Exatamente às 17h55, Venício fechou a gaveta de sua mesa, levantou-se, despediu-se da faxineira que acabara de entrar no escritório e, com passos firmes, andou os 24 metros que separavam sua cadeira da porta do elevador. Chegou na entrada do prédio às 18h02. O trânsito na rua já estava caótico.
Contrariando tudo o que fizera nos últimos 15 anos, dessa vez Venício não foi até o ponto de ônibus. Passou direto por ele e seguiu, com os mesmos passos firmes, até a esquina.
Nela, funcionava havia apenas cinco meses uma loja de carros usados.
Venício parou e, depois de confirmar que levava todos os documentos na carteira, entrou e chamou um vendedor. Eram 18h10.
Às 19h15, Juvenal, porteiro e faz-tudo do condomínio São Geraldo, um prédio de 12 andares com 2 elevadores e 48 apartamentos, situado num bairro classe média baixa, chamou o faxineiro Zezé, que passava carregando o último latão de lixo, que deveria ser depositado na saída da garagem, para facilitar o trabalho dos lixeiros pela manhã.

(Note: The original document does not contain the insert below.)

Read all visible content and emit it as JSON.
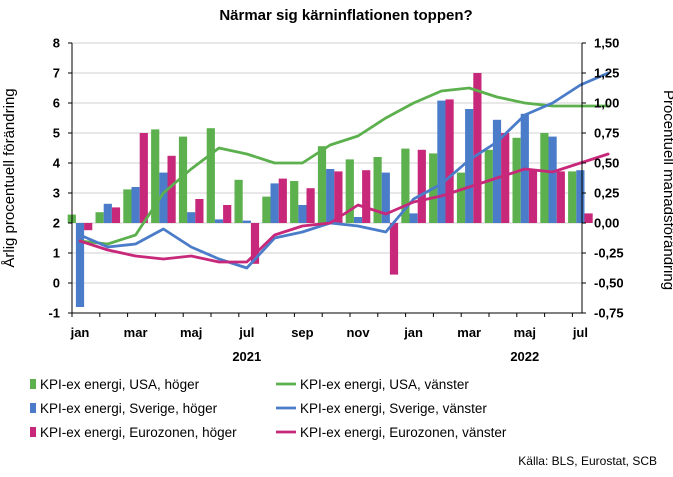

- Rapaz, o seu Venício está atrasado hoje.
Zezé depositou o latão e coçou a cabeça.
- É mesmo, nunca vi coisa igual.
Dona Esmeralda, do 32, que saía naquele instante para comprar pãezinhos na padaria Fortuna, ouviu o diálogo.

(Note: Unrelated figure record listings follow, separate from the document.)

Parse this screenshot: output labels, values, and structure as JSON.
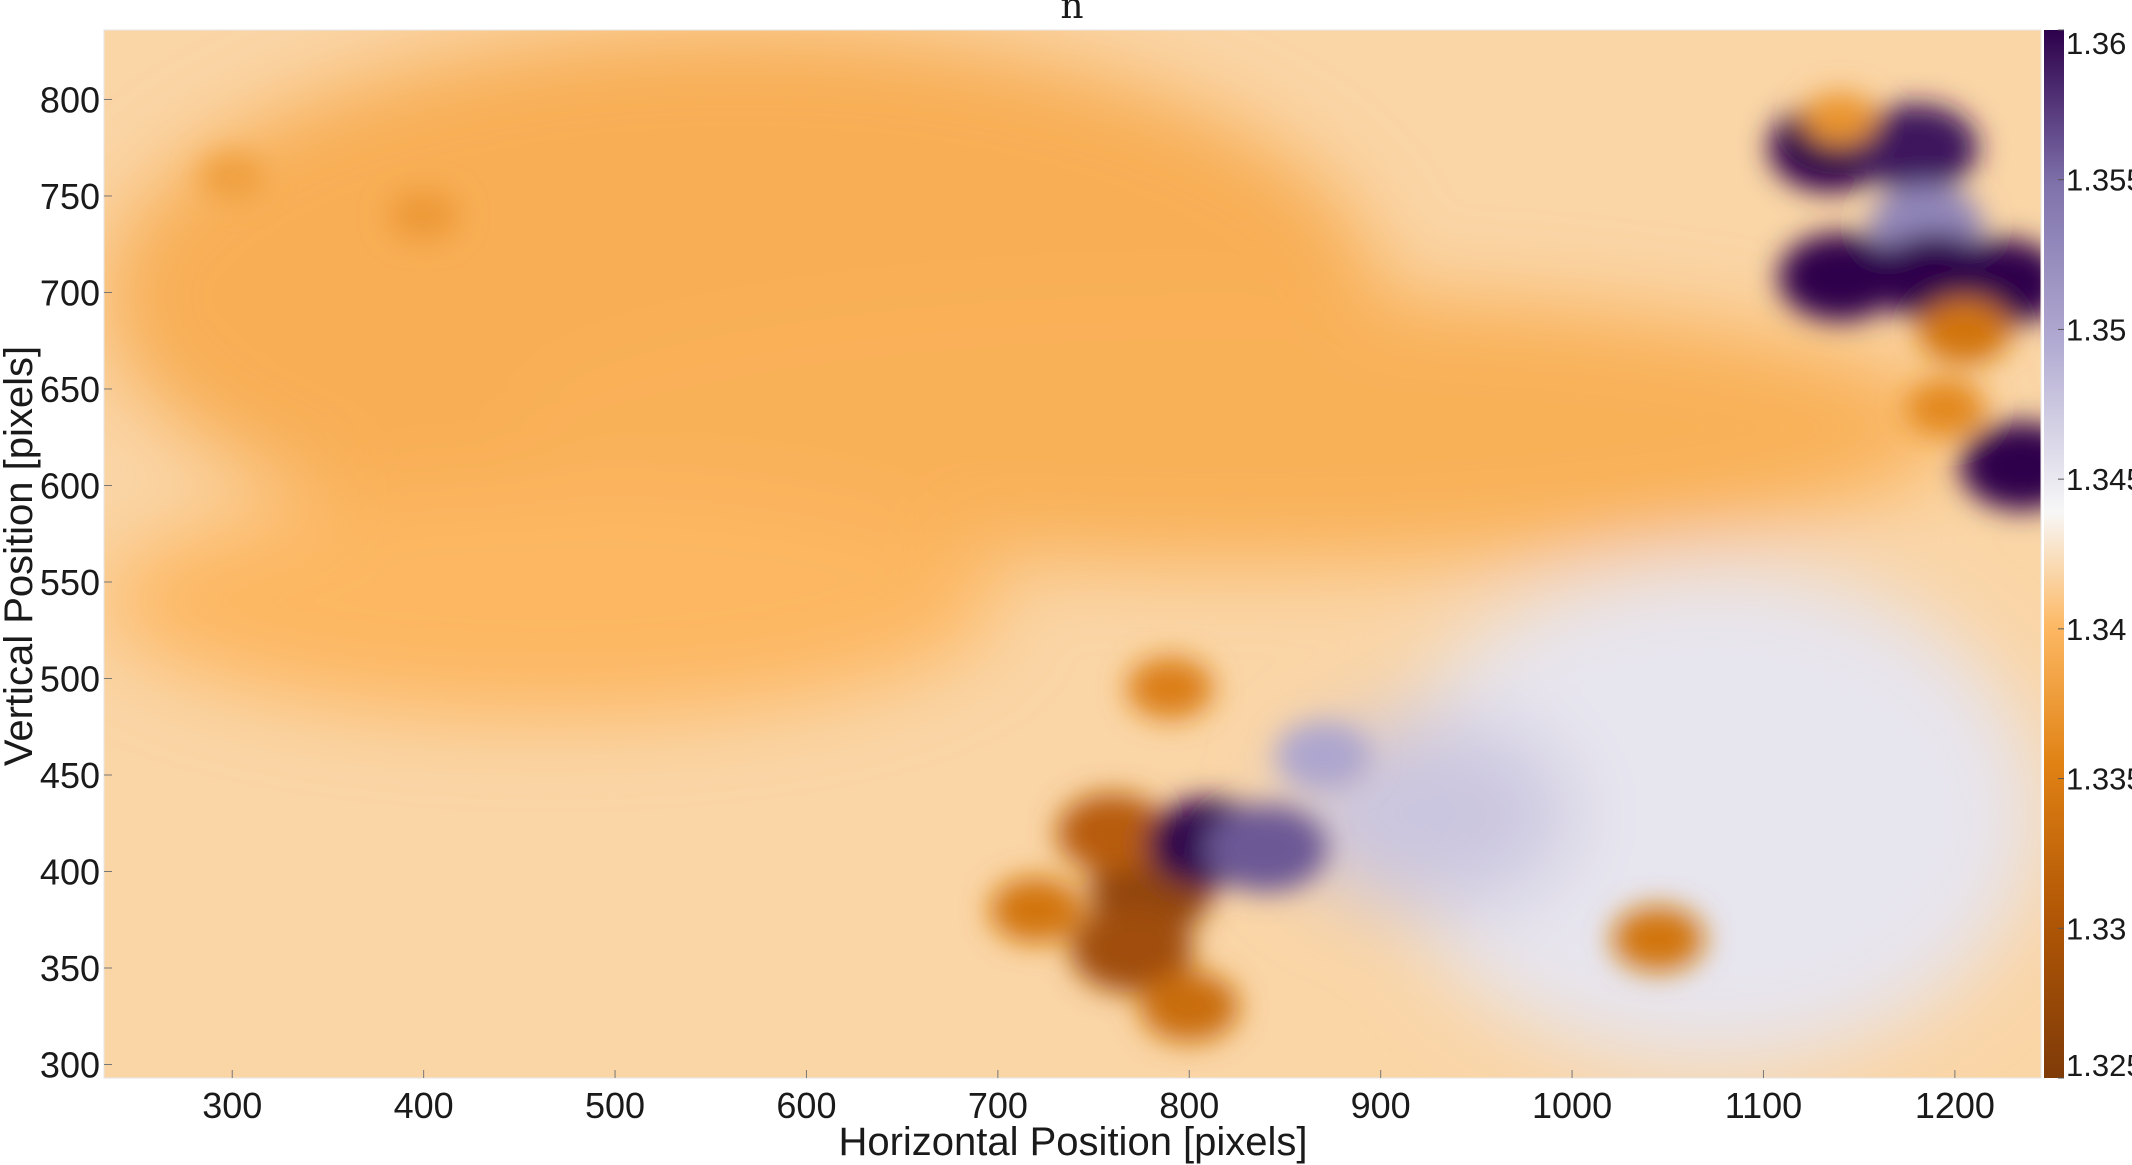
{
  "chart_data": {
    "type": "heatmap",
    "title": "n",
    "xlabel": "Horizontal Position [pixels]",
    "ylabel": "Vertical Position [pixels]",
    "xlim": [
      233,
      1245
    ],
    "ylim": [
      293,
      836
    ],
    "x_ticks": [
      300,
      400,
      500,
      600,
      700,
      800,
      900,
      1000,
      1100,
      1200
    ],
    "y_ticks": [
      300,
      350,
      400,
      450,
      500,
      550,
      600,
      650,
      700,
      750,
      800
    ],
    "colorbar": {
      "min": 1.325,
      "max": 1.36,
      "ticks": [
        1.325,
        1.33,
        1.335,
        1.34,
        1.345,
        1.35,
        1.355,
        1.36
      ],
      "tick_labels": [
        "1.325",
        "1.33",
        "1.335",
        "1.34",
        "1.345",
        "1.35",
        "1.355",
        "1.36"
      ],
      "colormap": "diverging orange-white-purple (PuOr)",
      "low_color": "#7f3b08",
      "mid_color": "#f7f7f7",
      "high_color": "#2d004b"
    },
    "field_features": [
      {
        "kind": "background",
        "x": [
          233,
          1245
        ],
        "y": [
          293,
          836
        ],
        "value": 1.3418
      },
      {
        "kind": "band",
        "x": [
          233,
          900
        ],
        "y": [
          560,
          836
        ],
        "value": 1.3392
      },
      {
        "kind": "band",
        "x": [
          450,
          1200
        ],
        "y": [
          560,
          700
        ],
        "value": 1.3395
      },
      {
        "kind": "band",
        "x": [
          233,
          700
        ],
        "y": [
          480,
          600
        ],
        "value": 1.34
      },
      {
        "kind": "region",
        "x": [
          900,
          1245
        ],
        "y": [
          300,
          560
        ],
        "value": 1.3452
      },
      {
        "kind": "region",
        "x": [
          850,
          1000
        ],
        "y": [
          380,
          480
        ],
        "value": 1.3475
      },
      {
        "kind": "blob",
        "x": 780,
        "y": 390,
        "value": 1.3268
      },
      {
        "kind": "blob",
        "x": 770,
        "y": 360,
        "value": 1.3285
      },
      {
        "kind": "blob",
        "x": 760,
        "y": 420,
        "value": 1.331
      },
      {
        "kind": "blob",
        "x": 800,
        "y": 330,
        "value": 1.333
      },
      {
        "kind": "blob",
        "x": 720,
        "y": 380,
        "value": 1.334
      },
      {
        "kind": "blob",
        "x": 810,
        "y": 415,
        "value": 1.3605
      },
      {
        "kind": "blob",
        "x": 840,
        "y": 412,
        "value": 1.356
      },
      {
        "kind": "blob",
        "x": 870,
        "y": 460,
        "value": 1.35
      },
      {
        "kind": "blob",
        "x": 790,
        "y": 495,
        "value": 1.335
      },
      {
        "kind": "blob",
        "x": 1045,
        "y": 365,
        "value": 1.334
      },
      {
        "kind": "blob",
        "x": 1135,
        "y": 775,
        "value": 1.3605
      },
      {
        "kind": "blob",
        "x": 1180,
        "y": 775,
        "value": 1.359
      },
      {
        "kind": "blob",
        "x": 1185,
        "y": 735,
        "value": 1.353
      },
      {
        "kind": "blob",
        "x": 1140,
        "y": 708,
        "value": 1.36
      },
      {
        "kind": "blob",
        "x": 1190,
        "y": 708,
        "value": 1.36
      },
      {
        "kind": "blob",
        "x": 1225,
        "y": 705,
        "value": 1.361
      },
      {
        "kind": "blob",
        "x": 1235,
        "y": 610,
        "value": 1.3605
      },
      {
        "kind": "blob",
        "x": 1205,
        "y": 680,
        "value": 1.334
      },
      {
        "kind": "blob",
        "x": 1195,
        "y": 640,
        "value": 1.336
      },
      {
        "kind": "blob",
        "x": 1140,
        "y": 790,
        "value": 1.337
      },
      {
        "kind": "blob",
        "x": 400,
        "y": 740,
        "value": 1.3375
      },
      {
        "kind": "blob",
        "x": 300,
        "y": 760,
        "value": 1.338
      }
    ]
  }
}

- Seu Venício atrasado? Não é possível, deve ter acontecido alguma coisa...
Na padaria, dona Esmeralda encontrou a Zilá, do 74, e contou a novidade. Zilá, quando esperava o elevador, topou com seu Marcolino, do 53.

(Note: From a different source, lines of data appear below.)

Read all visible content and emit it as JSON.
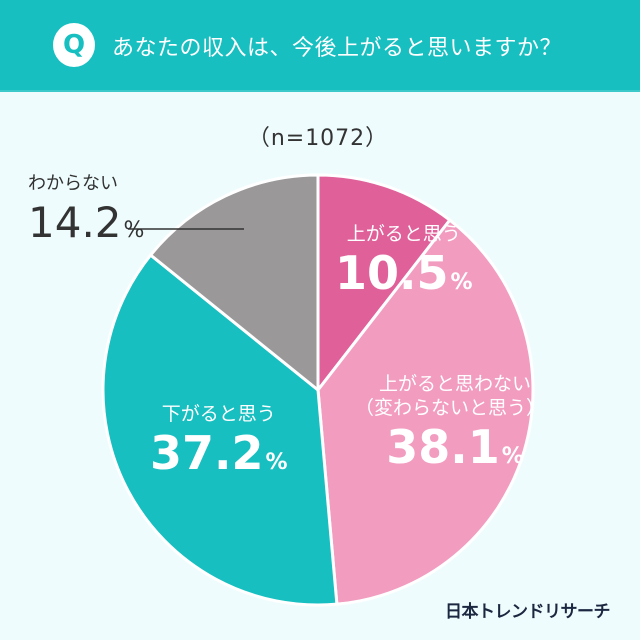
{
  "header": {
    "badge": "Q",
    "title": "あなたの収入は、今後上がると思いますか？"
  },
  "sample": "（n=1072）",
  "chart_data": {
    "type": "pie",
    "start": "top, clockwise",
    "slices": [
      {
        "label": "上がると思う",
        "value": 10.5,
        "color": "#e0609a"
      },
      {
        "label": "上がると思わない（変わらないと思う）",
        "label_lines": [
          "上がると思わない",
          "（変わらないと思う）"
        ],
        "value": 38.1,
        "color": "#f29cc0"
      },
      {
        "label": "下がると思う",
        "value": 37.2,
        "color": "#17bfc0"
      },
      {
        "label": "わからない",
        "value": 14.2,
        "color": "#9a9899"
      }
    ],
    "unit": "%"
  },
  "logo": "日本トレンドリサーチ"
}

- O Venício não é homem de se atrasar. Alguma coisa grave deve ter acontecido - deduziu Marcolino, homem sério que não chegou a síndico do São Geraldo só porque tinha medo de perder a eleição.
Às 20h33 todo o condomínio sabia da notícia. Venício não havia aparecido até aquela hora.
O síndico, rapaz novo que morava fazia só dois anos no São Geraldo, recebeu o telefonema do porteiro Juvenal quando se preparava para a primeira garfada do jantar - arroz, feijão, ovo e salsicha.
- Desculpe incomodar, seu Jorge, mas é urgente. Não sei o que fazer. O seu Venício não apareceu.
- E o que o sr. acha que a gente deve fazer? Ele não tem parentes. É caso de avisar a polícia.
Eram então 21 horas exatas.
Jorge desceu de seu apartamento para usar o telefone da portaria. Não queria ligar para a polícia de casa para não alarmar a mulher e a filha pequena.
Pegou no telefone às 21h08. Mas não discou porque ouviu uma buzina forte, insistente e irritante vinda da frente da garagem.
De um Gol vermelho.
O motorista fazia sinais. Juvenal foi até ele e, às 21h17, voltou à portaria.
- É o seu Venício. Comprou esse Gol na semana passada e tirou o carro hoje da loja. Pediu para eu avisar a dona do 23 que amanhã vai precisar da vaga da garagem que aluga para ela. Mas está com medo de deixar o carro na rua hoje. Pediu para eu ajudá-lo a olhar. Tem medo que por ser vermelho chame muito a atenção.
Às 22h03 Jorge se preparava para ver ser a TV tinha ainda alguma coisa que valesse a pena assistir.
No mesmo horário, Venício tirava uma sujeirinha do capô do Gol vermelho com uma flanela amarela, presente do posto de gasolina Boa Viagem.
O porteiro Juvenal olhava a cena da calçada, mãos no bolso.
- Juvenal, quero ver se agora alguém do serviço reclama de eu chegar atrasado.
- De jeito nenhum, seu Venício. De jeito nenhum.
Juvenal, naquele momento, às 22h07, achou que trabalhar no São Geraldo era a melhor coisa do mundo.